Laura le dirigía de vez en cuando alguna mirada de vigilancia; ahora debía tener paciencia mientras se secaba. Guillermo seguía con los ojos los movimientos de los demás trabajadores. Siempre había alguien que pasaba por su campo de visión y modelaba la piedra, la transportaba o buscaba a alguno de los capataces para que revisara la labor realizada. Aquel templo estaba lleno de gente con conciencia de trabajar para la posteridad. Muchos lo hacían voluntariamente, como Laura. Aun así, el avance de las obras era algo discontinuo, ya que dependía de las limosnas. Las donaciones solían ser pequeñas, aunque no siempre: Guillermo había oído contar que hacía ya tiempo una señora pidió a la junta de la obra un altar en la cripta en honor de su santa patrona a cambio de un donativo de diez mil pesetas, toda una fortuna. Gaudí, tras ser consultado por la junta, se resistió a tal aportación afirmando que los altares de la cripta debían honrar sólo a los componentes de la Sagrada Familia. Prefirió rechazar el dinero a faltar a su idea original. Poco tiempo después, los albaceas de la señora ya difunta anunciaron que, a pesar de la negativa del arquitecto, o precisamente por ella, había dejado casi un millón de pesetas para las obras del templo. Gracias a esa donación existía ahora la placita frente a la fachada del Nacimiento, con sus bancos y eucaliptos y el pozo que les proporcionaba a todos el agua, donde antes sólo había campos llenos de lagartijas y soldados practicando con sus cornetas y tambores.

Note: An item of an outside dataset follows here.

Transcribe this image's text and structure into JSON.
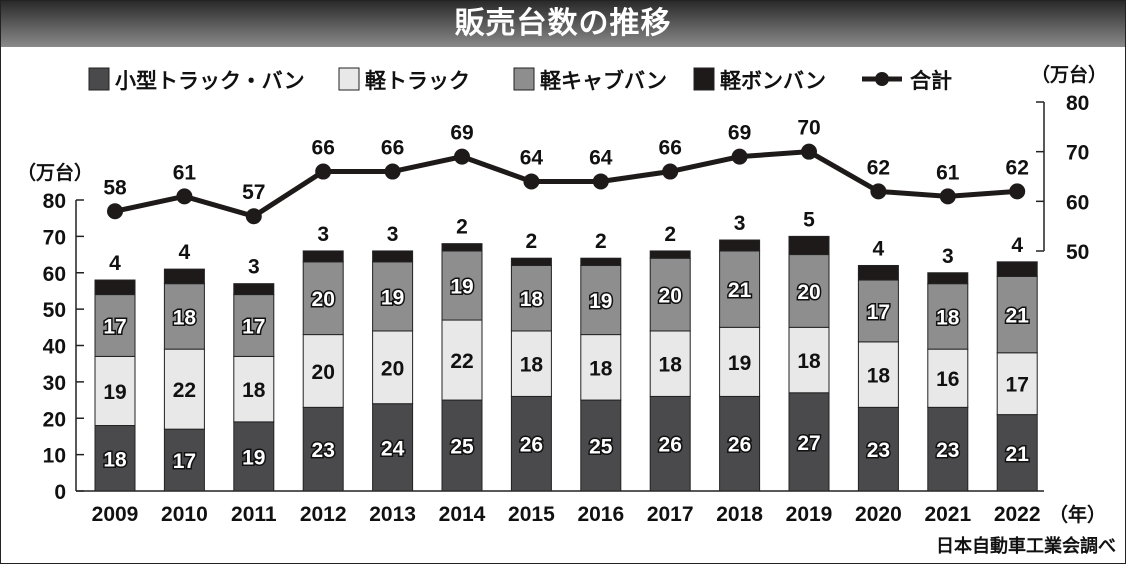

Cuando Laura acabó lo que estaba haciendo se dirigió a Guillermo, que se alegró porque así el tiempo se le pasaría más rápido.

—Pronto llega tu hermano de Bilbao, ¿verdad? —El niño asintió—. Estarás deseando tenerlo de vuelta, es normal que lo eches de menos… —Laura le hablaba mientras recogía las herramientas que había estado utilizando—. Mañana hará ya una semana que se marchó y, acostumbrado a verlo cada día, te resultará difícil tenerle tan lejos. Ferran tampoco puede estar tanto tiempo sin Dimas. Me da la sensación de que se ha convertido en alguien importante para él. —Se quedó en silencio. Con un paño húmedo iba limpiando cada una de las espátulas utilizadas.

Guillermo había observado que el interés de Laura crecía cuando el nombre de Dimas surgía en la conversación. También su hermano reaccionaba cuando la mencionaba en el resumen del día que les relataba a su padre y a él durante la cena. Aunque Dimas hacía ya algún tiempo que vivía en el piso de abajo continuaba yendo a verlos siempre que podía. Como cuando la noche de antes de su marcha a Bilbao, presa de la excitación, Guillermo le había explicado que por fin haría de modelo para una escultura de esa catedral.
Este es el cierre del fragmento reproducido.